Explore the best payment solutions for small businesses, including card payments, invoices, payment links, QR codes and branded payment pages.
Payment Solutions for Small Business: Get Paid Online Faster

Payment Solutions for Small Business: How to Get Paid Faster Without Extra Admin

Getting paid should be one of the simplest parts of running a small business. A customer agrees to buy from you; you send them the amount; they pay; and the job moves forward.

In reality, it is often not that smooth.

Some customers want to pay by card. Some ask for an invoice. Some want a quick link they can open on their phone. Some are ready to pay now, but the only option you give them is a bank transfer with account details they need to copy manually. That small bit of friction can turn a ready-to-pay customer into another follow-up message.

That is why choosing the right payment solution for your small business matters. It is not just about taking payments. It is about making payment clear, fast, professional and easy for the customer, while reducing the time you spend chasing, checking and explaining.

UK payment behaviour has continued to move towards cards, contactless and digital payment options. UK Finance reported that in March 2026, contactless payments accounted for 66% of all UK credit card transactions and 75% of debit card transactions. UK Finance also notes that cash payments continued to decline in 2024 in favour of card payments, especially contactless debit card payments.

For small businesses, the message is simple: customers expect convenient ways to pay. If your payment process feels slow, unclear or outdated, you may still get paid, but it can take longer than it should.

What is a payment solution for a small business?

A payment solution is any system, tool or process that helps your business collect money from customers.

That could include:

The best payment solution is not always the biggest or most complicated one. For many small businesses, the right solution is the one that fits the way they actually sell.

A coffee shop may need a card reader and contactless payments. A freelance designer may need payment links for deposits and project balances. A tutor may need a simple page where parents can pay for lessons. A print shop may need itemised payment requests before starting custom work. A tradesperson may need a fast way to collect a balance once a job is complete.

The right payment setup should match your business model, not force you into a system designed for a completely different type of business.

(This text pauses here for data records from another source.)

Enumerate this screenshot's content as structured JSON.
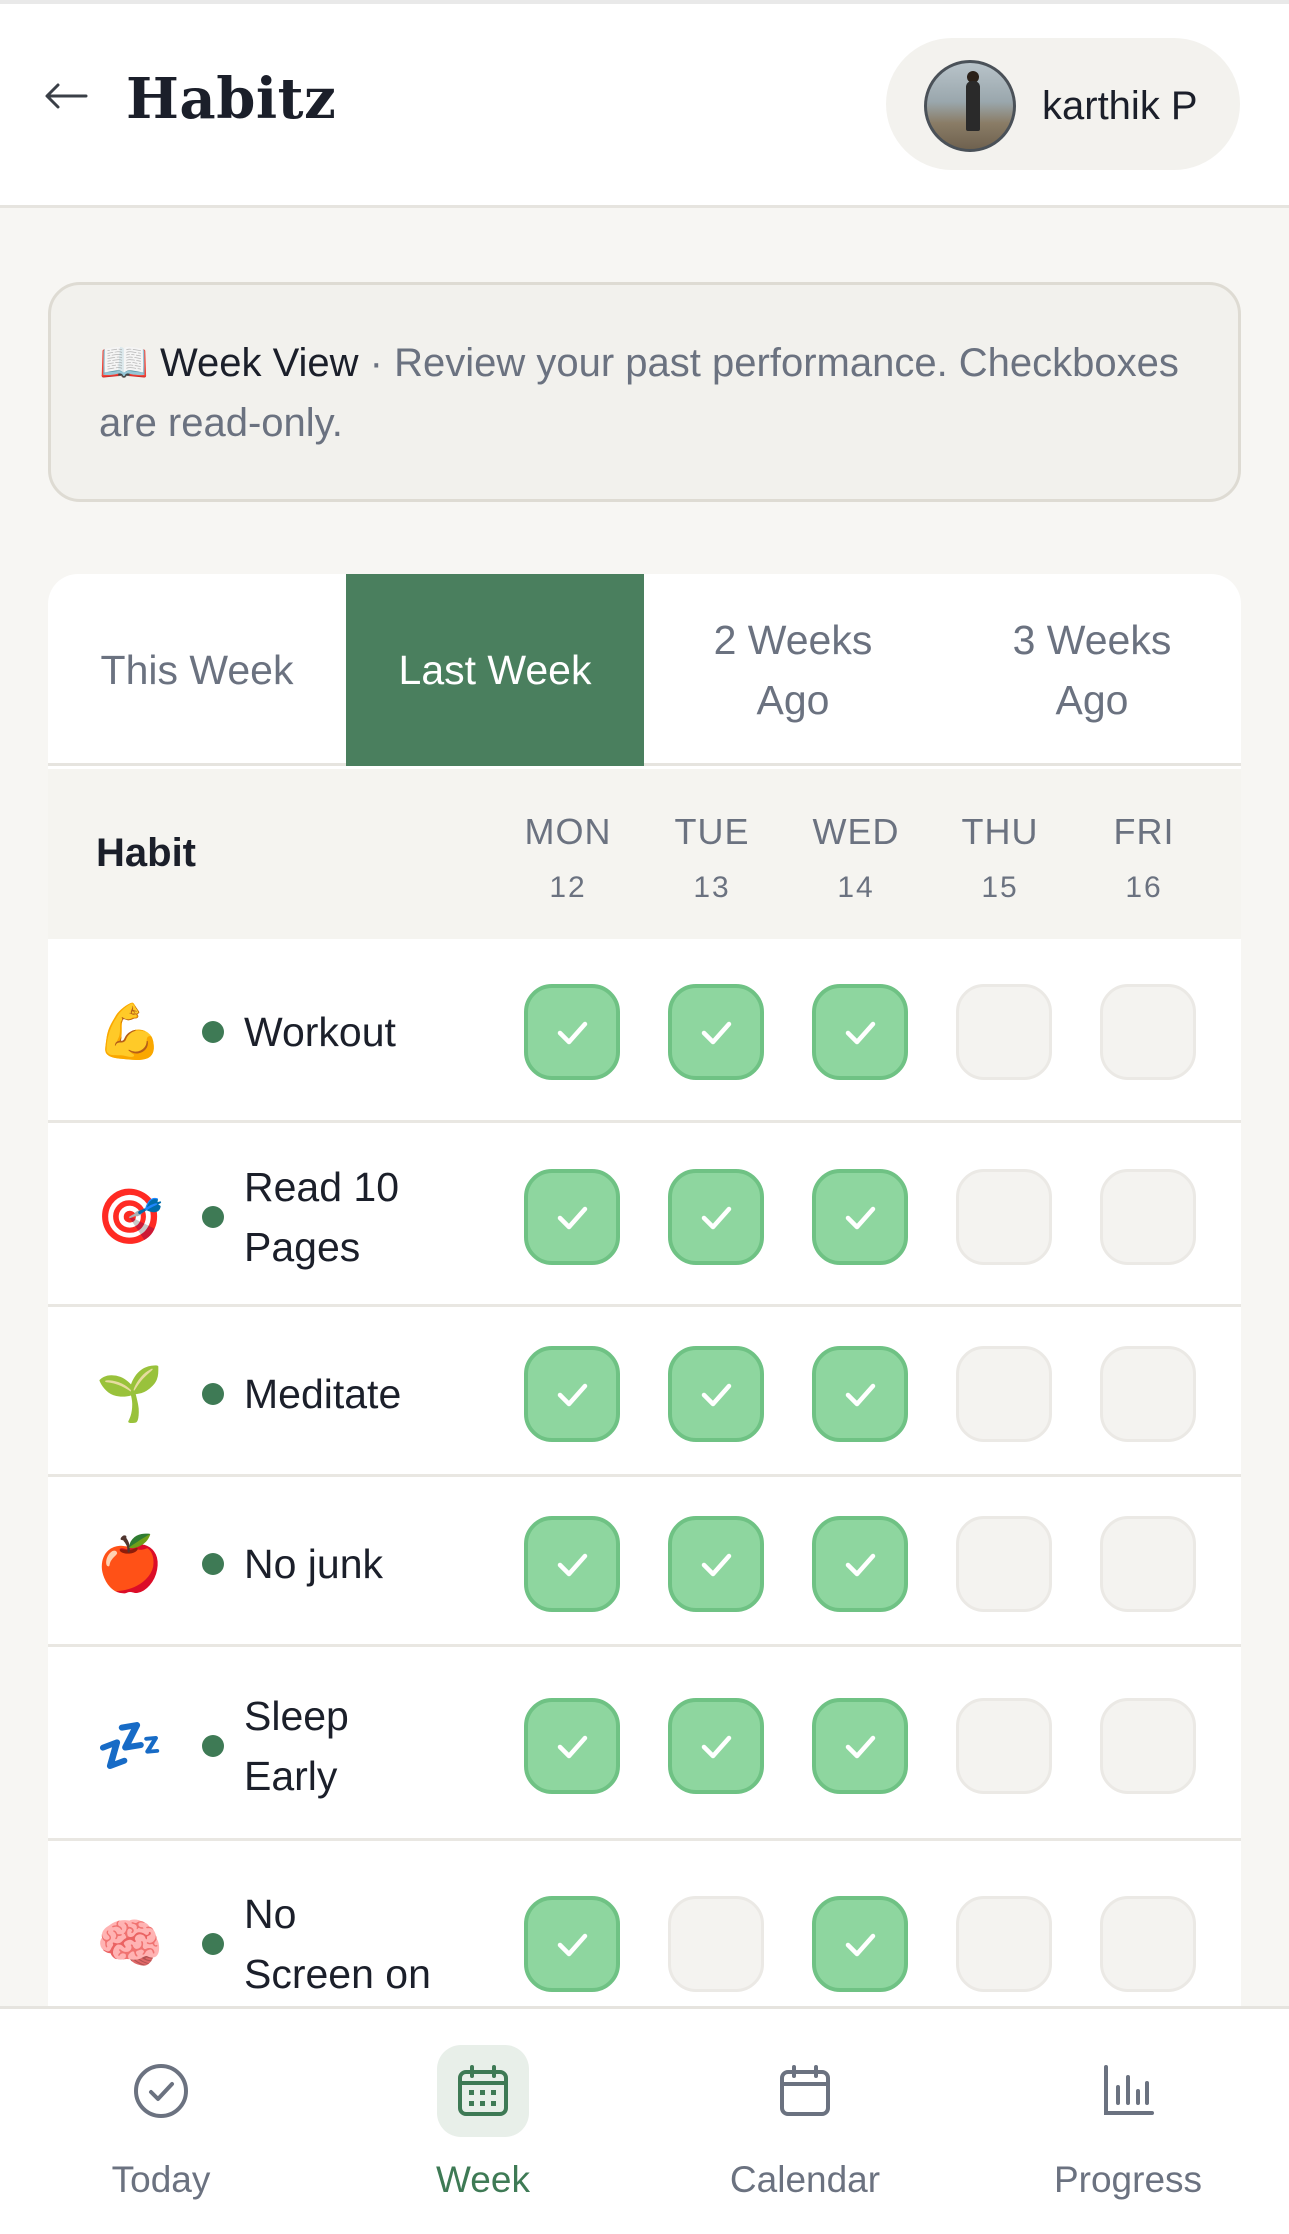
{
  "header": {
    "title": "Habitz",
    "user_name": "karthik P"
  },
  "banner": {
    "icon": "📖",
    "title": "Week View",
    "text": " · Review your past performance. Checkboxes are read-only."
  },
  "tabs": [
    {
      "label": "This Week",
      "active": false
    },
    {
      "label": "Last Week",
      "active": true
    },
    {
      "label": "2 Weeks Ago",
      "active": false
    },
    {
      "label": "3 Weeks Ago",
      "active": false
    }
  ],
  "table": {
    "habit_header": "Habit",
    "days": [
      {
        "name": "MON",
        "date": "12"
      },
      {
        "name": "TUE",
        "date": "13"
      },
      {
        "name": "WED",
        "date": "14"
      },
      {
        "name": "THU",
        "date": "15"
      },
      {
        "name": "FRI",
        "date": "16"
      }
    ],
    "rows": [
      {
        "emoji": "💪",
        "name": "Workout",
        "checks": [
          true,
          true,
          true,
          false,
          false
        ]
      },
      {
        "emoji": "🎯",
        "name": "Read 10 Pages",
        "checks": [
          true,
          true,
          true,
          false,
          false
        ]
      },
      {
        "emoji": "🌱",
        "name": "Meditate",
        "checks": [
          true,
          true,
          true,
          false,
          false
        ]
      },
      {
        "emoji": "🍎",
        "name": "No junk",
        "checks": [
          true,
          true,
          true,
          false,
          false
        ]
      },
      {
        "emoji": "💤",
        "name": "Sleep Early",
        "checks": [
          true,
          true,
          true,
          false,
          false
        ]
      },
      {
        "emoji": "🧠",
        "name": "No Screen on Bed",
        "checks": [
          true,
          false,
          true,
          false,
          false
        ]
      }
    ]
  },
  "bottom_nav": [
    {
      "label": "Today",
      "icon": "check-circle-icon",
      "active": false
    },
    {
      "label": "Week",
      "icon": "calendar-grid-icon",
      "active": true
    },
    {
      "label": "Calendar",
      "icon": "calendar-icon",
      "active": false
    },
    {
      "label": "Progress",
      "icon": "bar-chart-icon",
      "active": false
    }
  ],
  "colors": {
    "accent": "#4a7f5e",
    "check_on": "#8ed69f",
    "habit_dot": "#3e7a55"
  }
}
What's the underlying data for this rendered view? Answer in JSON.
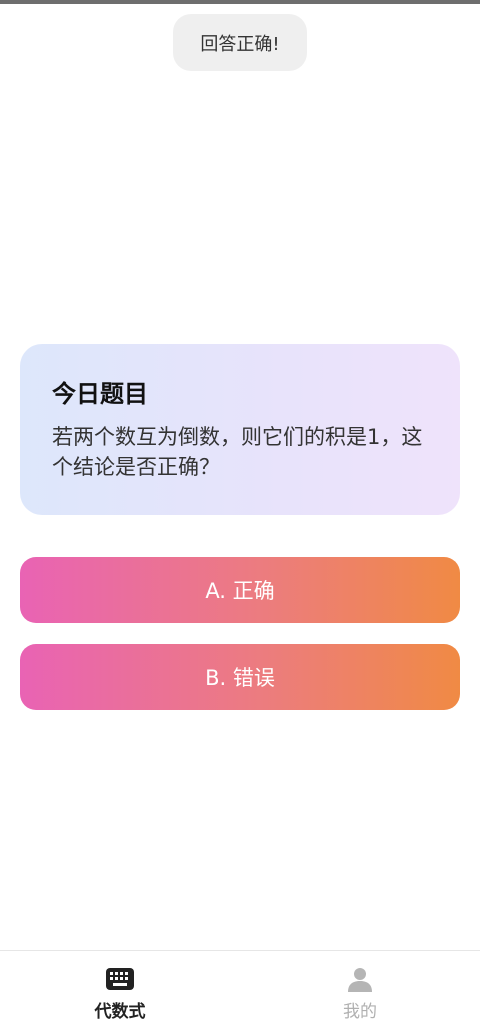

Why small businesses need more than one way to get paid

Small businesses often deal with different types of payment situations.

A customer may need to pay:

  • Before work starts
  • After a quote is accepted
  • When a deposit is due
  • When the final balance is ready
  • For an extra item added later
  • For a repeat service
  • Face to face
  • Remotely by email or WhatsApp
  • From an invoice
  • From a product or service page

This is why relying on only one payment method can create delays.

Bank transfer is useful, but the customer needs your account details, reference, amount and sometimes confirmation. Invoices are useful for records, but they can feel slow if the customer wants to pay now. A card machine is useful in person, but it does not help much when the customer is at home or replying from their phone.

A good small business payment solution gives the customer a simple next step: click, review, pay.

Common payment solutions for small businesses

1. Bank transfer

Bank transfer is still widely used, especially for B2B payments, larger jobs and regular clients. It is familiar, direct and usually has low transaction costs.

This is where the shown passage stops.